"Les plus longues plongées effectuées avec ces appareils ont duré jusqu'à 24 heures", raconte Anatoly Sagalevich.
Travaillant pour l'Académie russe des Sciences, ce spécialiste a pris part à la conception des submersibles MIR 1&2, qui auront pour tâche d'explorer le Léman. "Jusqu'à aujourd'hui, leurs immersions se sont principalement déroulées dans les océans. Ici, nos explorations ne devraient pas aller au-delà des 5 à 6 heures. Nous serons dans un lac dont la profondeur dépasse tout juste les 300 mètres."
Les sous-marins russes affrétés par l'EPFL sont capables de descendre jusqu'à plus de 6000 mètres. "Ils ont servi à des opérations de sauvetage en haute mer, à des expéditions dans l'Atlantique, mais aussi à des tournages cinématographiques", enchaîne Michael Krasnoperov.
Le chef de projet au Consulat honoraire de Russie à Lausanne fait notamment référence aux expéditions qui ont emmené ces concentrés de technologie aussi bien à la verticale du Pôle Nord par 4200 mètres sous la calotte arctique pour étudier la croûte terrestre qu'aux tréfonds du lac Baïkal, ou sur l'épave du "Titanic".
Construits en Finlande en 1987 sous la supervision de l'Institut océanographique Shishov de Moscou, ils sont réalisés en acier résistant à une pression de 600 bars.
Micropolluants sous la loupe
Une mesure très largement suffisante pour mener à bien la campagne d'exploration du plus grand lac alpin (Elemo). Vice-président de l'EPFL pour les affaires académiques, Philippe Gillet détaille: "Nous sommes à la veille d'un grand projet interdisciplinaire, impliquant pas moins de dix institutions."

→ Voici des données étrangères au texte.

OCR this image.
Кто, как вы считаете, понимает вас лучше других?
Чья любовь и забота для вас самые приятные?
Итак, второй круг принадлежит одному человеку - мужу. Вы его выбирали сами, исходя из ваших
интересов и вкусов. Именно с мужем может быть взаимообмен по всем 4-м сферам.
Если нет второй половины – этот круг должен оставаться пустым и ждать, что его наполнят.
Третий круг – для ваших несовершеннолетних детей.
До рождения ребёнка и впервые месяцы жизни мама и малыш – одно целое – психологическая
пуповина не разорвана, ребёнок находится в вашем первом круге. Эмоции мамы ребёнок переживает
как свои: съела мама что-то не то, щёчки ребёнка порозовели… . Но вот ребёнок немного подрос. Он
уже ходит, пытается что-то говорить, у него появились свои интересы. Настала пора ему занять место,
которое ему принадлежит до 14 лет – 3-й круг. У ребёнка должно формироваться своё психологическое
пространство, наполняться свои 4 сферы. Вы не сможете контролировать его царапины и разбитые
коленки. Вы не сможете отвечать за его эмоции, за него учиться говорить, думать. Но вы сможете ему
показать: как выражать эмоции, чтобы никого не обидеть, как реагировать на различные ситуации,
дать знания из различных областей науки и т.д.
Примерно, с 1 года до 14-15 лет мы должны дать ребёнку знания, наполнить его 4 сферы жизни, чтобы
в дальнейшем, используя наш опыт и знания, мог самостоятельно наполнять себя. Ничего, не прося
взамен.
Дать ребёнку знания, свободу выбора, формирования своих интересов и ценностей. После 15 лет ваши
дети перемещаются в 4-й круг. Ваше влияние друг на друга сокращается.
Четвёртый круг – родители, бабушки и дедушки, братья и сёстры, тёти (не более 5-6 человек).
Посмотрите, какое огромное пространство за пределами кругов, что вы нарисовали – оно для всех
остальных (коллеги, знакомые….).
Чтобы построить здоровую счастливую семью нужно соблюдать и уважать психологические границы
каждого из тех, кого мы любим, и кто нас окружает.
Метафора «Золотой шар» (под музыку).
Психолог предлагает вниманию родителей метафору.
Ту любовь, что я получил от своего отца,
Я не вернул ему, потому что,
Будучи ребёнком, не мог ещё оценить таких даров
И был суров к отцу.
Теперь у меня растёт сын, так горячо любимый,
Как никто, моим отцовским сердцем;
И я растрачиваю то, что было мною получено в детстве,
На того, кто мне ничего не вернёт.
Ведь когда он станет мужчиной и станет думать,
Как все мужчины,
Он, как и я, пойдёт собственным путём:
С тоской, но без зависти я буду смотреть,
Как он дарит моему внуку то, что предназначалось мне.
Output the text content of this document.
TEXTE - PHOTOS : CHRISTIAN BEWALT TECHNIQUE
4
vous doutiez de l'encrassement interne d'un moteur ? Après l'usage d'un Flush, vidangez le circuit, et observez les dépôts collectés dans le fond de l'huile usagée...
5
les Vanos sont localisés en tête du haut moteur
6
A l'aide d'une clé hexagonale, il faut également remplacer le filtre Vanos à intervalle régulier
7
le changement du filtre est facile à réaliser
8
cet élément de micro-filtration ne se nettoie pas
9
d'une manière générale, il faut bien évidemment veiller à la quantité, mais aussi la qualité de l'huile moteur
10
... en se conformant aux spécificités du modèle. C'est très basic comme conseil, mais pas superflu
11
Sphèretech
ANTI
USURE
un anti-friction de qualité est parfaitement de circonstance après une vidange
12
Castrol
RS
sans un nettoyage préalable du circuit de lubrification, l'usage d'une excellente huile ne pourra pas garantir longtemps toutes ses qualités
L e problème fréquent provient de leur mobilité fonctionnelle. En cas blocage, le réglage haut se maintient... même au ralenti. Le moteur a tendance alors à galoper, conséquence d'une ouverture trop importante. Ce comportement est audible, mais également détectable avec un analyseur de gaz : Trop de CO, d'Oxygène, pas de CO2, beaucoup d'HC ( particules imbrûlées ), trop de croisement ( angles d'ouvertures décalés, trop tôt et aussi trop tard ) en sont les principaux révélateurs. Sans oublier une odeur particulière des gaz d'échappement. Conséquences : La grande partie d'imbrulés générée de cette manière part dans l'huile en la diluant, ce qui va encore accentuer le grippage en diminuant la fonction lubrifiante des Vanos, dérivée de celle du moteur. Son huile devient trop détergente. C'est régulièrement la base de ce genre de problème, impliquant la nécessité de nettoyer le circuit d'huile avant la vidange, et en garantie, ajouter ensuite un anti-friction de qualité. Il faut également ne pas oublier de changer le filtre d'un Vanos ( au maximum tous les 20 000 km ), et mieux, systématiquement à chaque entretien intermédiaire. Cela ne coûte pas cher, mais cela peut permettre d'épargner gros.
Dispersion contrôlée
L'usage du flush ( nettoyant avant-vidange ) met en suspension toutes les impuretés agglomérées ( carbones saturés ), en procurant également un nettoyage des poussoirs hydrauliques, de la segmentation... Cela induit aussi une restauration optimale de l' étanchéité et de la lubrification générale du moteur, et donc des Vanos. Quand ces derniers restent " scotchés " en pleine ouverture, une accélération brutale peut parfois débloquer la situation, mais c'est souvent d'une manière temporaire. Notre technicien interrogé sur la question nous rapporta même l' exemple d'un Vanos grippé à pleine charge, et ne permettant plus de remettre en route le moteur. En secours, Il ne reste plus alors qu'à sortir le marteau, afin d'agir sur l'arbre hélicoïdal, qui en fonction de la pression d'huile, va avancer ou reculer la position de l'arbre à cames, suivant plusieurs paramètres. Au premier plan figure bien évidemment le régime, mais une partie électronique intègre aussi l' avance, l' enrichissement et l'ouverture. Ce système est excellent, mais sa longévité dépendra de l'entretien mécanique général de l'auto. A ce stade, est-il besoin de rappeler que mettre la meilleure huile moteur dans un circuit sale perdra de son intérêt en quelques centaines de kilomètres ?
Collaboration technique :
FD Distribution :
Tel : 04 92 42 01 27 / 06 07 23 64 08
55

Suisses, britanniques, russes, françaises, américaines, toutes ont retenu leur souffle ces derniers jours en attendant le dédouanement du matériel, qui n'a pu se dérouler qu'hier matin peu après 7 heures sur les quais de la Sagrave au Bouveret!
L'objectif est commun: "Mieux comprendre l'impact de l'activité humaine sur le Léman. Ce milieu a été étudié par le passé, mais il garde en son sein les traces des époques antérieures et reste un écosystème en perpétuelle mutation." Dans ce contexte, des biologistes, physiciens, géologues vont en dresser un portrait qui se voudra le plus détaillé possible.
L'un des axes du projet concernera les micropolluants. Ces substances échappent encore dans une large mesure aux systèmes d'épuration modernes. Présents en quantité minime, ils contaminent par accumulation successive la chaîne alimentaire. L'avenir du Léman dépend dans une large mesure de leur compréhension.
Des années d'analyses
Si les plongées s'échelonneront de la zone des canyons de l'embouchure du Rhône du Haut-Lac jusqu'à Vidy en passant par les grandes profondeurs situées entre Lausanne et Evian, l'analyse des données par les équipes pluridisciplinaires prendra sans doute des années.
Au total, le budget dépasse les 4 millions de francs. Près de trois millions sont financés par la société Ferring Phamaceuticals qui emploie 4500 personnes dans le monde et 550 à Saint-Prex.